L’article 7 stipule que l’étendue des langues proposées dans l’éducation doit être basée sur la composition démographique locale et la déclaration des préférences des parents et des étudiants. Ceci constitue au moins un progrès par rapport au paternalisme linguistique qui choquait tant Ladefoged. Les enfants de familles d’immigrés, et d’autres minorités ethniques, doivent être choyés par une récompense sous forme de note attribuée à la connaissance de la langue parlée chez eux. Il s’agit d’un complément facile aux programmes scolaires. Un sujet d’examen en moins. Pourtant, je pense que parents et enfants préfèreraient apprendre la langue nationale du mieux qu’ils peuvent, plutôt que d’errer éternellement dans leur langue maternelle. Encore et toujours, il apparaît que parents (et enfants) donnent la préférence à une langue dont ils supposent qu’elle optimisera leurs chances sur le marché du travail, plutôt qu’à la langue des minorités que linguistes et éducateurs prescrivent avec les meilleures intentions [3]. Il est évident que les enfants qui ne parlent pas la langue nationale chez eux doivent avoir toutes les chances de l’apprendre, et que les éducateurs doivent prendre en compte la langue maternelle de leurs élèves. A cet égard, les pays pauvres ou autoritaires présentent tous trop souvent des failles, ce qui suscite une opposition (cependant peu judicieuse) au principe de l’éducation dans la langue nationale.

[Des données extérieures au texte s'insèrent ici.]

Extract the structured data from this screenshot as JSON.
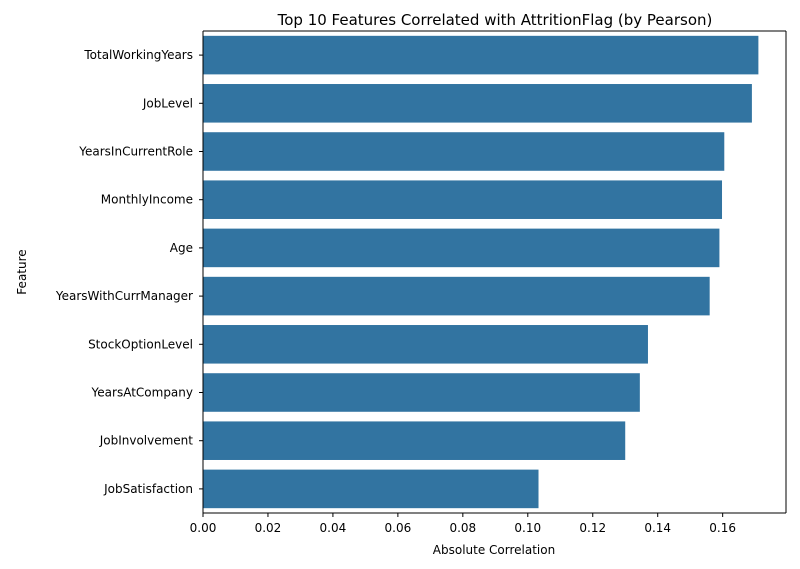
{
  "chart_data": {
    "type": "bar",
    "orientation": "horizontal",
    "title": "Top 10 Features Correlated with AttritionFlag (by Pearson)",
    "xlabel": "Absolute Correlation",
    "ylabel": "Feature",
    "categories": [
      "TotalWorkingYears",
      "JobLevel",
      "YearsInCurrentRole",
      "MonthlyIncome",
      "Age",
      "YearsWithCurrManager",
      "StockOptionLevel",
      "YearsAtCompany",
      "JobInvolvement",
      "JobSatisfaction"
    ],
    "values": [
      0.171,
      0.169,
      0.1605,
      0.1598,
      0.159,
      0.156,
      0.137,
      0.1345,
      0.13,
      0.1033
    ],
    "xlim": [
      0,
      0.1795
    ],
    "xticks": [
      "0.00",
      "0.02",
      "0.04",
      "0.06",
      "0.08",
      "0.10",
      "0.12",
      "0.14",
      "0.16"
    ],
    "bar_color": "#3274a1",
    "grid": false,
    "legend": false
  }
}
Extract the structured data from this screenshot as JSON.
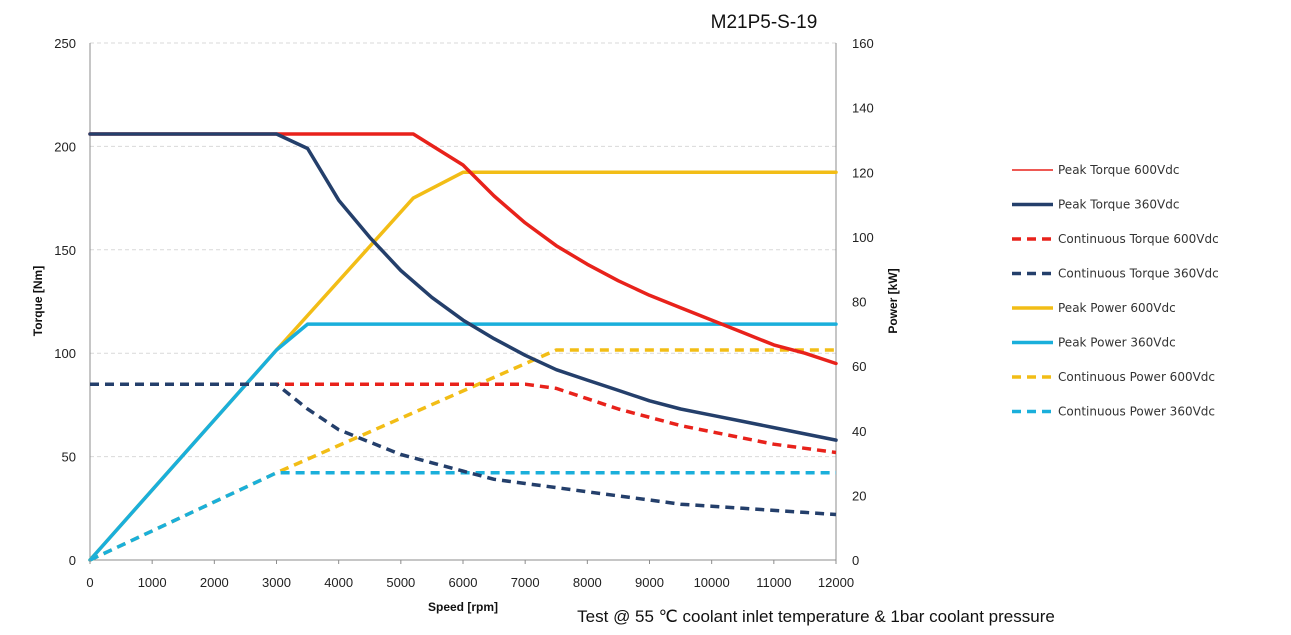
{
  "chart_data": {
    "type": "line",
    "title": "M21P5-S-19",
    "xlabel": "Speed [rpm]",
    "ylabel": "Torque [Nm]",
    "y2label": "Power [kW]",
    "xlim": [
      0,
      12000
    ],
    "ylim": [
      0,
      250
    ],
    "y2lim": [
      0,
      160
    ],
    "xticks": [
      "0",
      "1000",
      "2000",
      "3000",
      "4000",
      "5000",
      "6000",
      "7000",
      "8000",
      "9000",
      "10000",
      "11000",
      "12000"
    ],
    "yticks": [
      "0",
      "50",
      "100",
      "150",
      "200",
      "250"
    ],
    "y2ticks": [
      "0",
      "20",
      "40",
      "60",
      "80",
      "100",
      "120",
      "140",
      "160"
    ],
    "grid": "horizontal dashed",
    "legend_position": "right",
    "note": "Test @ 55 ℃ coolant inlet temperature & 1bar coolant pressure",
    "series": [
      {
        "name": "Peak Torque 600Vdc",
        "axis": "torque",
        "color": "#e8221b",
        "style": "solid",
        "legend_thin": true,
        "x": [
          0,
          3000,
          5200,
          6000,
          6500,
          7000,
          7500,
          8000,
          8500,
          9000,
          9500,
          10000,
          10500,
          11000,
          11500,
          12000
        ],
        "y": [
          206,
          206,
          206,
          191,
          176,
          163,
          152,
          143,
          135,
          128,
          122,
          116,
          110,
          104,
          100,
          95
        ]
      },
      {
        "name": "Peak Torque 360Vdc",
        "axis": "torque",
        "color": "#243f6b",
        "style": "solid",
        "x": [
          0,
          3000,
          3500,
          4000,
          4500,
          5000,
          5500,
          6000,
          6500,
          7000,
          7500,
          8000,
          8500,
          9000,
          9500,
          10000,
          10500,
          11000,
          11500,
          12000
        ],
        "y": [
          206,
          206,
          199,
          174,
          156,
          140,
          127,
          116,
          107,
          99,
          92,
          87,
          82,
          77,
          73,
          70,
          67,
          64,
          61,
          58
        ]
      },
      {
        "name": "Continuous Torque 600Vdc",
        "axis": "torque",
        "color": "#e8221b",
        "style": "dashed",
        "x": [
          0,
          3000,
          7000,
          7500,
          8000,
          8500,
          9000,
          9500,
          10000,
          10500,
          11000,
          11500,
          12000
        ],
        "y": [
          85,
          85,
          85,
          83,
          78,
          73,
          69,
          65,
          62,
          59,
          56,
          54,
          52
        ]
      },
      {
        "name": "Continuous Torque 360Vdc",
        "axis": "torque",
        "color": "#243f6b",
        "style": "dashed",
        "x": [
          0,
          3000,
          3500,
          4000,
          4500,
          5000,
          5500,
          6000,
          6500,
          7000,
          7500,
          8000,
          8500,
          9000,
          9500,
          10000,
          10500,
          11000,
          11500,
          12000
        ],
        "y": [
          85,
          85,
          73,
          63,
          57,
          51,
          47,
          43,
          39,
          37,
          35,
          33,
          31,
          29,
          27,
          26,
          25,
          24,
          23,
          22
        ]
      },
      {
        "name": "Peak Power 600Vdc",
        "axis": "power",
        "color": "#f2bd16",
        "style": "solid",
        "x": [
          0,
          3000,
          5200,
          6000,
          12000
        ],
        "y": [
          0,
          65,
          112,
          120,
          120
        ]
      },
      {
        "name": "Peak Power 360Vdc",
        "axis": "power",
        "color": "#1aafdb",
        "style": "solid",
        "x": [
          0,
          3000,
          3500,
          12000
        ],
        "y": [
          0,
          65,
          73,
          73
        ]
      },
      {
        "name": "Continuous Power 600Vdc",
        "axis": "power",
        "color": "#f2bd16",
        "style": "dashed",
        "x": [
          0,
          3000,
          7500,
          12000
        ],
        "y": [
          0,
          27,
          65,
          65
        ]
      },
      {
        "name": "Continuous Power 360Vdc",
        "axis": "power",
        "color": "#1aafdb",
        "style": "dashed",
        "x": [
          0,
          3000,
          12000
        ],
        "y": [
          0,
          27,
          27
        ]
      }
    ]
  }
}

Aux Pays-Bas, une récente proposition politique (le Manifeste, 2002) a suggéré que tous les enfants néerlandais des écoles primaires soient obligés d’apprendre une troisième langue de leur choix, en plus du néerlandais et de l’anglais; les enfants appartenant aux minorités ethniques auraient ainsi la possibilité de choisir leur langue maternelle comme matière scolaire. Le programme deviendrait plus difficile pour les enfants parlant le néerlandais chez eux et relativement moins pour les enfants issus des minorités ethniques, rétrécissant ainsi l’écart de chances existant entre eux. Leo Prick a attaqué la proposition dans deux de ses colonnes du quotidien NRC Handelsblad (2002). Je peux trouver plusieurs arguments pédagogiques valables en faveur du projet, et plusieurs autres tout aussi valables (si ce n’est davantage) contre lui. Cependant le facteur décisif est son injustice: la proposition rend difficile la vie des enfants de parents néerlandais, tandis qu’elle facilite celle des enfants d’immigrants. Voilà qui engendrerait du ressentiment.

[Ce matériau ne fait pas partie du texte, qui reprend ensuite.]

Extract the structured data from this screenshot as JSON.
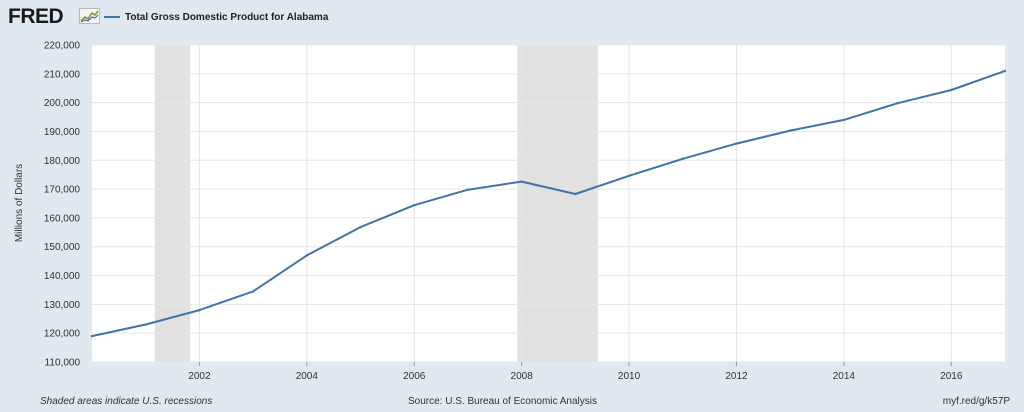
{
  "header": {
    "logo_text": "FRED",
    "logo_icon": "fred-chart-icon",
    "legend_label": "Total Gross Domestic Product for Alabama"
  },
  "footer": {
    "left": "Shaded areas indicate U.S. recessions",
    "center": "Source: U.S. Bureau of Economic Analysis",
    "right": "myf.red/g/k57P"
  },
  "colors": {
    "series": "#4572a7",
    "recession": "#e1e1e1",
    "background": "#e1e9f0",
    "plot": "#ffffff",
    "grid": "#e6e6e6"
  },
  "chart_data": {
    "type": "line",
    "title": "",
    "xlabel": "",
    "ylabel": "Millions of Dollars",
    "xlim": [
      2000,
      2017
    ],
    "ylim": [
      110000,
      220000
    ],
    "yticks": [
      110000,
      120000,
      130000,
      140000,
      150000,
      160000,
      170000,
      180000,
      190000,
      200000,
      210000,
      220000
    ],
    "ytick_labels": [
      "110,000",
      "120,000",
      "130,000",
      "140,000",
      "150,000",
      "160,000",
      "170,000",
      "180,000",
      "190,000",
      "200,000",
      "210,000",
      "220,000"
    ],
    "xticks": [
      2002,
      2004,
      2006,
      2008,
      2010,
      2012,
      2014,
      2016
    ],
    "xtick_labels": [
      "2002",
      "2004",
      "2006",
      "2008",
      "2010",
      "2012",
      "2014",
      "2016"
    ],
    "grid": true,
    "legend": "top-left",
    "recessions": [
      [
        2001.17,
        2001.83
      ],
      [
        2007.92,
        2009.42
      ]
    ],
    "series": [
      {
        "name": "Total Gross Domestic Product for Alabama",
        "x": [
          2000,
          2001,
          2002,
          2003,
          2004,
          2005,
          2006,
          2007,
          2008,
          2009,
          2010,
          2011,
          2012,
          2013,
          2014,
          2015,
          2016,
          2017
        ],
        "y": [
          119000,
          123000,
          128000,
          134500,
          147000,
          156800,
          164400,
          169800,
          172600,
          168300,
          174600,
          180500,
          185800,
          190300,
          194000,
          199800,
          204400,
          211000
        ]
      }
    ]
  }
}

Cela peut même devenir encore plus ridicule. L’éducatrice en langues Ingrid Gogolin a suggéré lors de la conférence Quelles langues pour l’Europe? (1998) que l’on exige de tous les élèves allemands qu’ils apprennent le turc. Non pas qu’ils aient jamais besoin de cette langue, mais comme une sorte de punition pour avoir été élevés par des parents allemands en Allemagne, s’exprimant en allemand. On peut difficilement imaginer meilleure façon d’endurcir le coeur des enfants allemands à l’égard de leurs camarades de classes turcs. Je suis certain que là n’était pas l’intention. Rendue confuse par le sentimentalisme linguistique, Gogolin a perdu de vue la véritable dynamique de la classe.

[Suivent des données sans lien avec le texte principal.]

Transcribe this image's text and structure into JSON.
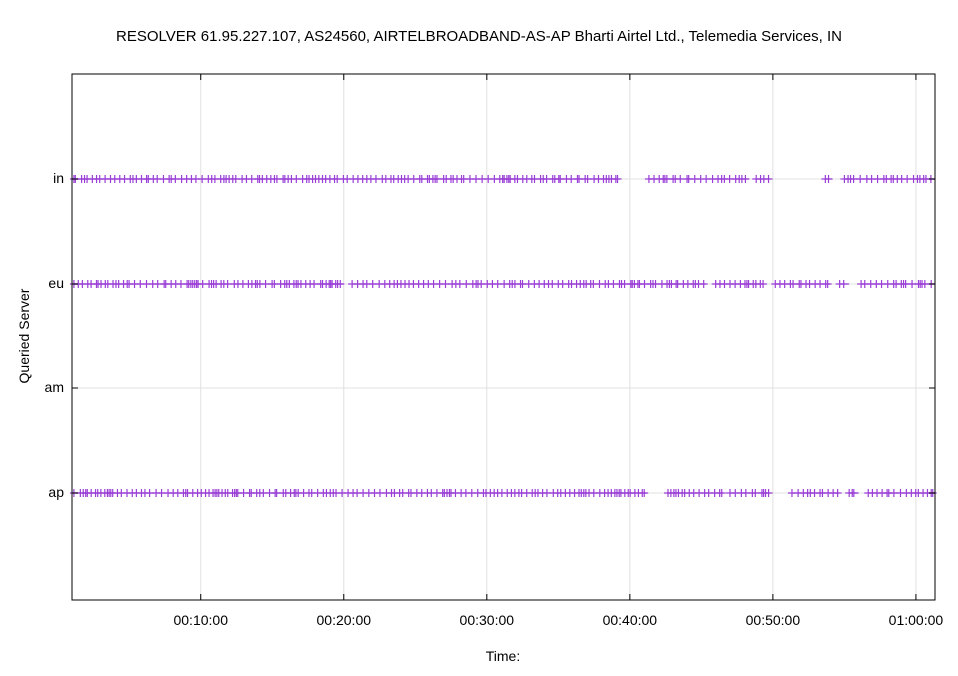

Tous ces manifestes, déclarations et résolutions présentent le multilinguisme comme un enrichissement, un atout (susceptible d’être «racheté»), et comme la condition préalable à une société multiculturelle qui, à son tour, incarne une valeur intrinsèque. Mais le multilinguisme et le multiculturalisme sont deux réalités différentes. Lorsque la société néerlandaise a été compartimentée en fonction d’axes confessionnels et idéologiques, les forces catholiques, protestantes, conservatrices et socialistes ont réglé leurs différends par le biais d’une langue unique. A l’époque, les Pays-Bas étaient beaucoup plus multiculturels qu’ils ne le sont aujourd’hui. C’est en raison de la force avec laquelle chacun défendait ses différentes croyances.
Et pourtant, l’un de ces manifestes (le Taalkundig Manifest du 23 juin 2000) comprend une phrase que j’approuve tout à fait: c’est dans la classe que l’on doit faire prendre conscience aux enfants qui, chez eux, parlent une langue différente de la langue scolaire, qu’ils possèdent une compétence spéciale, quelque chose de supplémentaire que leurs camarades n’ont pas. Cette différence pourrait être prise comme point de départ pour l’enseignement pratique des langues. Un problème sociologique et éducatif demeure, à savoir comment les techniques, à l’intérieur des classes, peuvent transformer en respect et intérêt le dédain implicite de la société envers l’usage d’une langue différente. Il n’est pas nécessairement obligatoire que le multilinguisme conduise au multiculturalisme, et le multiculturalisme n’est en soi ni désirable ni détestable. Il s’agit d’un fait social qui est une partie intégrante de la vie. Les droits de l’homme et les libertés qui protègent la diversité des pensées, des sentiments, et des convictions, incarnent effectivement des valeurs éthiques intrinsèques.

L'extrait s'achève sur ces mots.